Francia, sin embargo, no esperó a una decisión de la Unión Europea sobre la aplicación de aranceles, sino que rediseñó en diciembre su plan de bonificaciones en metálico para excluir la compra de modelos fabricados en China, que han ganado rápidamente cuota de mercado.

En los meses previos a la medida, los tres coches de fabricación china más populares vendidos en Francia - el Dacia Spring , el Model 3 de Tesla y el MG4 de SAIC - representaban el 22% del mercado, según cálculos de Reuters a partir de datos de las empresas y del organismo del sector AAA Data.

Su cuota se disparó hasta el 32% en diciembre, antes de las nuevas normas de elegibilidad que exigen que los vehículos cumplan criterios sobre la cantidad de carbono que se emite durante el proceso de fabricación y el transporte hasta el mercado, favoreciendo a los vehículos fabricados en Europa.

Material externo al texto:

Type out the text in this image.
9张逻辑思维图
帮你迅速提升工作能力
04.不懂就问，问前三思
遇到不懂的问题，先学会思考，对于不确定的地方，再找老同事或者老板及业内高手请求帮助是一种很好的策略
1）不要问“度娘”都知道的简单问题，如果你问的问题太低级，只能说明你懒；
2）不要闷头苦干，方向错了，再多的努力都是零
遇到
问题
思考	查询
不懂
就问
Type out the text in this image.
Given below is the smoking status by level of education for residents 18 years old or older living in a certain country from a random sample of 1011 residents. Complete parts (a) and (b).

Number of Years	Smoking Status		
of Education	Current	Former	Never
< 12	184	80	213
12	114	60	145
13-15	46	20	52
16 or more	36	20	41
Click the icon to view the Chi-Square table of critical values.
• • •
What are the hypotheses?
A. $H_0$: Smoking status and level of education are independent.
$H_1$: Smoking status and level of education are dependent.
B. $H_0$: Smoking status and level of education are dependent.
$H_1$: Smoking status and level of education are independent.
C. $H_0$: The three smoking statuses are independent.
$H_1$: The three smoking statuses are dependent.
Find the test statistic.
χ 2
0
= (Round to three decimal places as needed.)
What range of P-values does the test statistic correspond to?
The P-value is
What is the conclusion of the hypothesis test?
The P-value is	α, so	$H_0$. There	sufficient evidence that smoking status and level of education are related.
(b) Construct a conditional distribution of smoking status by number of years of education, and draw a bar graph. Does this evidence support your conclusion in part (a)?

Desde entonces, la cuota de mercado de los tres modelos no ha dejado de disminuir hasta situarse en abril en tan sólo el 4%, un descenso que el ministro de Finanzas, Bruno Le Maire, ha saludado como una señal de que las normas de elegibilidad más restrictivas están funcionando.

El gobierno francés ha querido dar tiempo a los fabricantes nacionales de automóviles para que saquen sus propios modelos de VE y alcancen a los fabricantes chinos que se adelantaron para crear una enorme capacidad de producción.